製造現場への派遣禁止で、「失業者があふれる」

 派遣労働については、まず製造現場への派遣を原則中止するということです。

 ただし新たな専門職制度を設けるとしていますから、おそらく技能を持った派遣労働者は専門職とみなして認められるのでしょう(たとえば26業務に追加するなどして期限を定めずに派遣できるということになるかもしれません)。単純労働に近い工場勤務者はNOということです。

 中小企業の工場にとって、これは打撃でしょう。

 そもそもそうした業種では、直接雇用したくても、なかなか人が来てくれないのが現状です。そのあたりを民主党はわかっているのでしょうか。
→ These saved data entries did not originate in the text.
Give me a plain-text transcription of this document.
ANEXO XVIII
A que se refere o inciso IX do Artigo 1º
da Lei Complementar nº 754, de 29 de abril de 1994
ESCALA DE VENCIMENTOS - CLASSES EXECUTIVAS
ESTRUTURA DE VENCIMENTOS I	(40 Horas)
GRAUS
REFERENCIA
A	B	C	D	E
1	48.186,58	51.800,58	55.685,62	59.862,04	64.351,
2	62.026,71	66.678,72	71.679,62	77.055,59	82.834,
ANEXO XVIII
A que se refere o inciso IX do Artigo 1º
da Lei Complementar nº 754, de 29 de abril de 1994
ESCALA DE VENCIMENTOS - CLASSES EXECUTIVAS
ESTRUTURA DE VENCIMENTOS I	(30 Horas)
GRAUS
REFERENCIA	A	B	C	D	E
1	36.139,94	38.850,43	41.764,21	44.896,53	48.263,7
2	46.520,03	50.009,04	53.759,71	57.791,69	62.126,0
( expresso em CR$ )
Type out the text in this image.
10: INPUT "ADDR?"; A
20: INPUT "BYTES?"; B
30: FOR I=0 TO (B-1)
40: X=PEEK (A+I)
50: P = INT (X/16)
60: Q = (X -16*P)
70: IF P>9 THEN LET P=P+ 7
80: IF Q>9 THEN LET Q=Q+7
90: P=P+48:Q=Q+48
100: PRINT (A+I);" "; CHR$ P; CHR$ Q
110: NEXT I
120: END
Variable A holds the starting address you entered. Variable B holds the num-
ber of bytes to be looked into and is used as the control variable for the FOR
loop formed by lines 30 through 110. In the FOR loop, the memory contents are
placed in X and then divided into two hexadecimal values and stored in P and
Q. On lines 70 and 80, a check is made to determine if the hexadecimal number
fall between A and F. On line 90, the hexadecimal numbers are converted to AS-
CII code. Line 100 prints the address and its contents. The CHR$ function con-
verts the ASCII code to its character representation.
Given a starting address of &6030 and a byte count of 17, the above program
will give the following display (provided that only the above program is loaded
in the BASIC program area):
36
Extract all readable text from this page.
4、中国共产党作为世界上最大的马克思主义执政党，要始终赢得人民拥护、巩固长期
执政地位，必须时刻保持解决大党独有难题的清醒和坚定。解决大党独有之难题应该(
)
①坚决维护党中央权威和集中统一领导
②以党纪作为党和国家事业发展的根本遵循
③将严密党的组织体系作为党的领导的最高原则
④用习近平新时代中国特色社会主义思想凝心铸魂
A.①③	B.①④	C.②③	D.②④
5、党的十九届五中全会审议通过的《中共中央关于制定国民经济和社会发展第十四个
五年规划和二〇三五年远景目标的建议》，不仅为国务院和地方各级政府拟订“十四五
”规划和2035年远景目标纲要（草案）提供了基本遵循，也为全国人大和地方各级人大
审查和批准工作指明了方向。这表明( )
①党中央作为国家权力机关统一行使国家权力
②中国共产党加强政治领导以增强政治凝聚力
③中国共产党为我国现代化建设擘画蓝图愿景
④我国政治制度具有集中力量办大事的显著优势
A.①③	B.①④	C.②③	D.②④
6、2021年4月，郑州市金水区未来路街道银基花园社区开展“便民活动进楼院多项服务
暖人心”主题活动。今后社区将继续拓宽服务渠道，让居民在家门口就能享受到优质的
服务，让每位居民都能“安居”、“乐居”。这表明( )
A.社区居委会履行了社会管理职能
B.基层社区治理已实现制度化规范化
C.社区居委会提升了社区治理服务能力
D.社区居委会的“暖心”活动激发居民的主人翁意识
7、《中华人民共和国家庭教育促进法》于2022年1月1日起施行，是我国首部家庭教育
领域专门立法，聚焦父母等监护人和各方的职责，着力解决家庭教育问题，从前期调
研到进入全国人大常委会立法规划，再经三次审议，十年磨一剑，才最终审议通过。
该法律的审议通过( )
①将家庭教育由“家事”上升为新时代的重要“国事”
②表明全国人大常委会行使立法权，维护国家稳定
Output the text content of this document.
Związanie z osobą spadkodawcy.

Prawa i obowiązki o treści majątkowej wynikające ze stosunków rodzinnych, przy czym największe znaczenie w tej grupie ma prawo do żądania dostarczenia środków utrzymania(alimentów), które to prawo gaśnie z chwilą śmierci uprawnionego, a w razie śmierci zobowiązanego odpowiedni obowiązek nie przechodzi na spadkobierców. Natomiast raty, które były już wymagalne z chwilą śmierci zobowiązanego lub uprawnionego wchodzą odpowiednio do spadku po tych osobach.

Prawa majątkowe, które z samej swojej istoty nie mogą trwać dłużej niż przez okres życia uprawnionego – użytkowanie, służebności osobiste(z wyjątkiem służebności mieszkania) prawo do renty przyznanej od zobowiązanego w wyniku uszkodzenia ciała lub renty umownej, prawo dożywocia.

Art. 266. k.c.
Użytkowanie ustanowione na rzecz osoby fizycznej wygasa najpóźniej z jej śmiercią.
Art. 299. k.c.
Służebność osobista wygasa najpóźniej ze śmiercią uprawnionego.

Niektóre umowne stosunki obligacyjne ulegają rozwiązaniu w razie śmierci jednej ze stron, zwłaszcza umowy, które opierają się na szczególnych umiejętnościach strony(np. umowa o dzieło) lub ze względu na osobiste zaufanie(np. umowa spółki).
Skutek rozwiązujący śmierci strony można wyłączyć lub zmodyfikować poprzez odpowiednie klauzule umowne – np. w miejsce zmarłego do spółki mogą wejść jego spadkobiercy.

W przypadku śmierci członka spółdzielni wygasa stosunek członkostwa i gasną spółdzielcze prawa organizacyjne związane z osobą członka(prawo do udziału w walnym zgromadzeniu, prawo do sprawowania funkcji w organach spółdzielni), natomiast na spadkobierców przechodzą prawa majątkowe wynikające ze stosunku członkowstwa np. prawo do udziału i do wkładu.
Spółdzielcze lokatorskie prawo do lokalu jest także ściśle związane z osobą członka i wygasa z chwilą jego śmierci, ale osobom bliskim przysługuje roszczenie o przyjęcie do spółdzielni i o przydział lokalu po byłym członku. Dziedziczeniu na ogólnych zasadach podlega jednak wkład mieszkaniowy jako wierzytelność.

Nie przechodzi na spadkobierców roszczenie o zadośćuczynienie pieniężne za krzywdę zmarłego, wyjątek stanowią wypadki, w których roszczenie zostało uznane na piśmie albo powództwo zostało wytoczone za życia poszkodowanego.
 それに、「そのようなレベルの求人に手を掛けている余裕はない」のが普通です。

 となると残る方法は、「派遣を使わず、請負に戻る」しかありません。

 ですが、これも一連の偽装請負問題で、多くの請負会社が派遣に切り替えてますから、元に戻るには時間が掛かりそうです。

 以上は企業が被る被害ですが、派遣で働く個人側から見ると、どうなるでしょう。

 まずはっきりしているのは、派遣でなく直接雇用される場合、選考が厳しくなることです。

 理由は2つ。まず、「その人がちゃんと働く」ことを保証してくれる派遣会社が間に入らなくなるので、企業は採用に慎重にならざるを得ません。

 次に、雇い止めの制限などで雇用調整がやりにくくなりますから、あまり簡単には採用できなくなります。

 結果、「かなりの失業者が出てくる」ことになるでしょう。